Pierwszy etap gry za nami. Coraz bliżej wyłonienia mistrza

Zakończyła się pierwsza część Parkiet Challenge. Cztery tygodnie zmagań wyłoniły dziesiątkę najlepszych uczestników, która teraz zmierzy się w finale. Zadanie było trudne, bo do zakwalifikowania się potrzeba było ponad 20-proc. stóp zwrotu.

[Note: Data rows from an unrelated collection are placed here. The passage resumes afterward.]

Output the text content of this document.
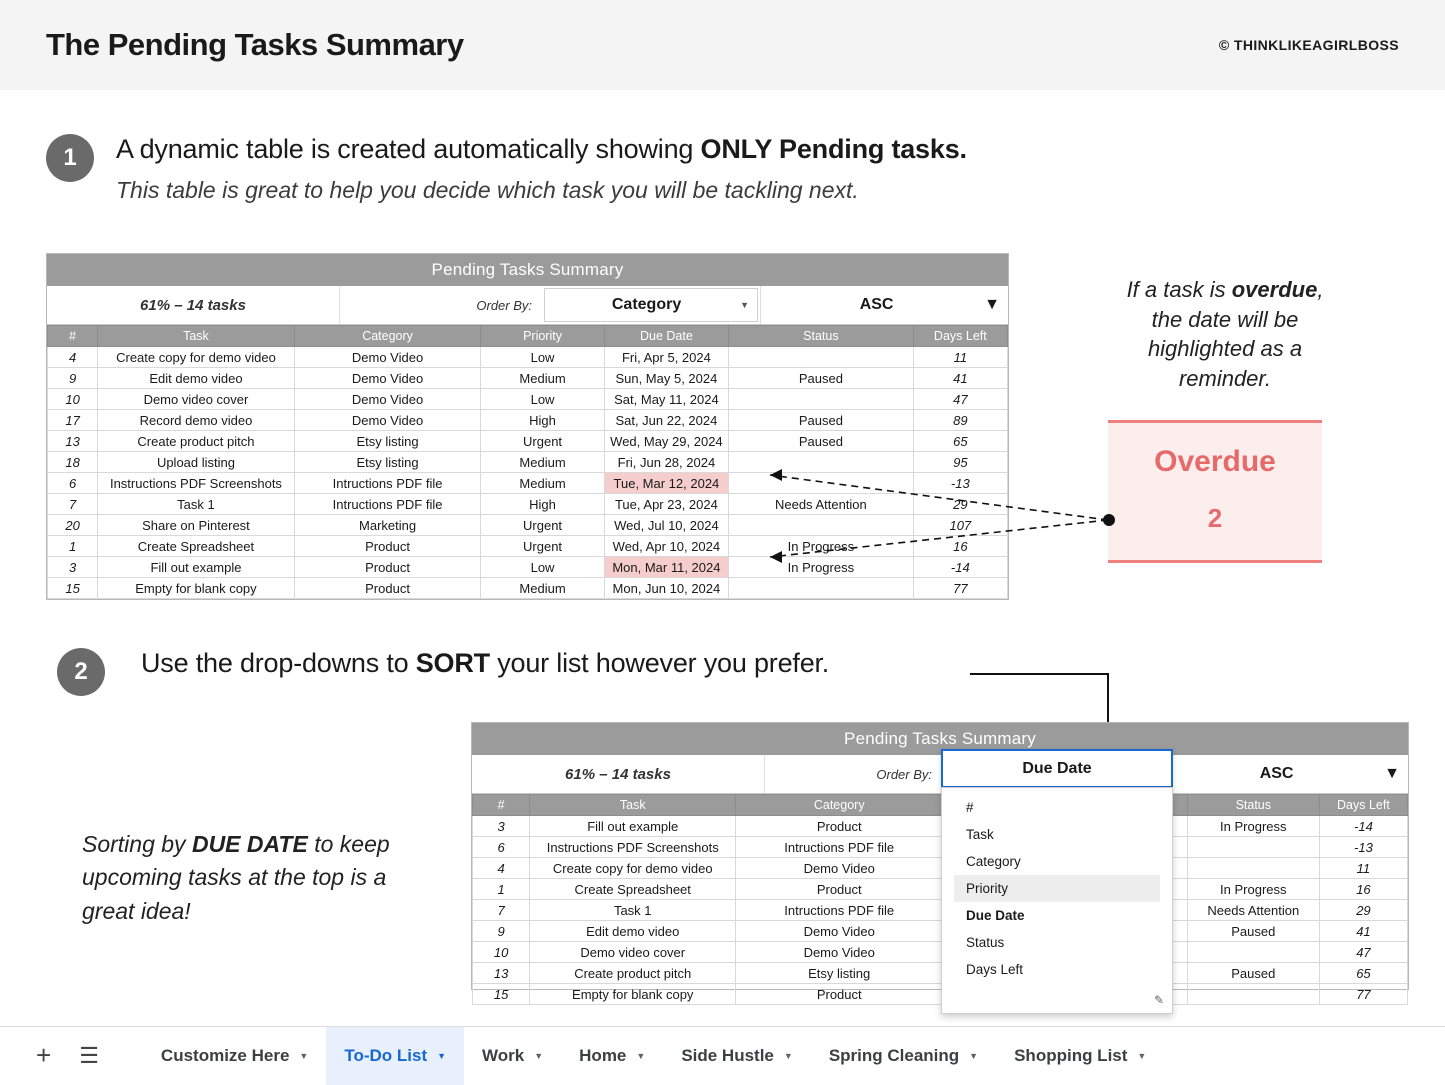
The Pending Tasks Summary	© THINKLIKEAGIRLBOSS
1	A dynamic table is created automatically showing ONLY Pending tasks.
This table is great to help you decide which task you will be tackling next.
Pending Tasks Summary
61% – 14 tasks	Order By:	Category	▼	ASC	▼
#	Task	Category	Priority	Due Date	Status	Days Left
4	Create copy for demo video	Demo Video	Low	Fri, Apr 5, 2024		11
9	Edit demo video	Demo Video	Medium	Sun, May 5, 2024	Paused	41
10	Demo video cover	Demo Video	Low	Sat, May 11, 2024		47
17	Record demo video	Demo Video	High	Sat, Jun 22, 2024	Paused	89
13	Create product pitch	Etsy listing	Urgent	Wed, May 29, 2024	Paused	65
18	Upload listing	Etsy listing	Medium	Fri, Jun 28, 2024		95
6	Instructions PDF Screenshots	Intructions PDF file	Medium	Tue, Mar 12, 2024		-13
7	Task 1	Intructions PDF file	High	Tue, Apr 23, 2024	Needs Attention	29
20	Share on Pinterest	Marketing	Urgent	Wed, Jul 10, 2024		107
1	Create Spreadsheet	Product	Urgent	Wed, Apr 10, 2024	In Progress	16
3	Fill out example	Product	Low	Mon, Mar 11, 2024	In Progress	-14
15	Empty for blank copy	Product	Medium	Mon, Jun 10, 2024		77
If a task is overdue,
the date will be
highlighted as a
reminder.
Overdue
2
2	Use the drop-downs to SORT your list however you prefer.
Sorting by DUE DATE to keep upcoming tasks at the top is a great idea!
Pending Tasks Summary
61% – 14 tasks	Order By:	ASC	▼
#	Task	Category			Status	Days Left
3	Fill out example	Product			In Progress	-14
6	Instructions PDF Screenshots	Intructions PDF file				-13
4	Create copy for demo video	Demo Video				11
1	Create Spreadsheet	Product			In Progress	16
7	Task 1	Intructions PDF file			Needs Attention	29
9	Edit demo video	Demo Video			Paused	41
10	Demo video cover	Demo Video				47
13	Create product pitch	Etsy listing			Paused	65
15	Empty for blank copy	Product				77
Due Date
#
Task
Category
Priority
Due Date
Status
Days Left
✎
+ ☰	Customize Here ▼ To-Do List ▼ Work ▼ Home ▼ Side Hustle ▼ Spring Cleaning ▼ Shopping List ▼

Publikacja: 18.12.2023 21:00

Pierwszy etap gry za nami. Coraz bliżej wyłonienia mistrza

Foto: parkiet.com

Trzeba przyznać, że jak dotąd warunki rynkowe, w ramach których przebiegała gra giełdowa „Parkietu”, promowały optymistów. W czterech ostatnich tygodniach GPW na ogół zyskiwała, choć oczywiście czołówka uczestników mocno wyprzedziła szeroki rynek.

Finał tuż-tuż

Z końcem zeszłego tygodnia rozstrzygnął się I etap Parkiet Challenge. Przypomnijmy, że uczestnicy mieli do dyspozycji spółki z WIG20, mWIG40, a także notowane na GPW ETF-y. Te ostatnie dawały możliwość zarabiania także podczas spadków, ale ogółem rynek pozostawał w trendzie wzrostowym, rozpoczętym jeszcze w październiku.

Ostatnie tygodnie były lepsze m.in. dla tegorocznych maruderów, takich jak Pepco Group, co biorący udział w Parkiet Challenge świetnie wykorzystali. W ciągu czterech minionych tygodni WIG20 zyskał 4,1 proc., zaś mWIG40 6,7 proc. Uzyskanie wyniku zbliżonego do indeksu średnich spółek w rankingu Parkiet Challenge dałoby jedynie miejsce pod koniec drugiej setki. Ci, którzy chcieli załapać się na pierwszych 100 miejsc, musieli wypracować przynajmniej dwucyfrowe zyski, a do zakwalifikowania się do finału potrzeba było co najmniej 21 proc. I właśnie dziesiątka najmocniejszych graczy po czterech tygodniach zmagań powalczy o nagrody główne – zwycięzca środowego finału otrzyma 15 tys. zł, za drugie miejsce przewidziane jest 10 tys. zł, zaś za trzecie 5 tys. zł. Oprócz tego przewidziane są także nagrody rzeczowe.

parkiet.com

Finał odbędzie się w siedzibie Giełdy Papierów Wartościowych w Warszawie. Zaznaczmy, że dziesiątka najlepszych zawodników rozpocznie go z dorobkiem z pierwszego etapu. Obecnie na czele rankingu jest „monika12”, która wypracowała łącznie 28,6-proc. stopę zwrotu w trakcie czterech tygodni. Numerem dwa jest gracz o nicku „dwlndr” z wynikiem 26 proc., a trzeci jest „MatBro” – jego transakcje przyniosły 25,7 proc. zysku w pierwszym etapie.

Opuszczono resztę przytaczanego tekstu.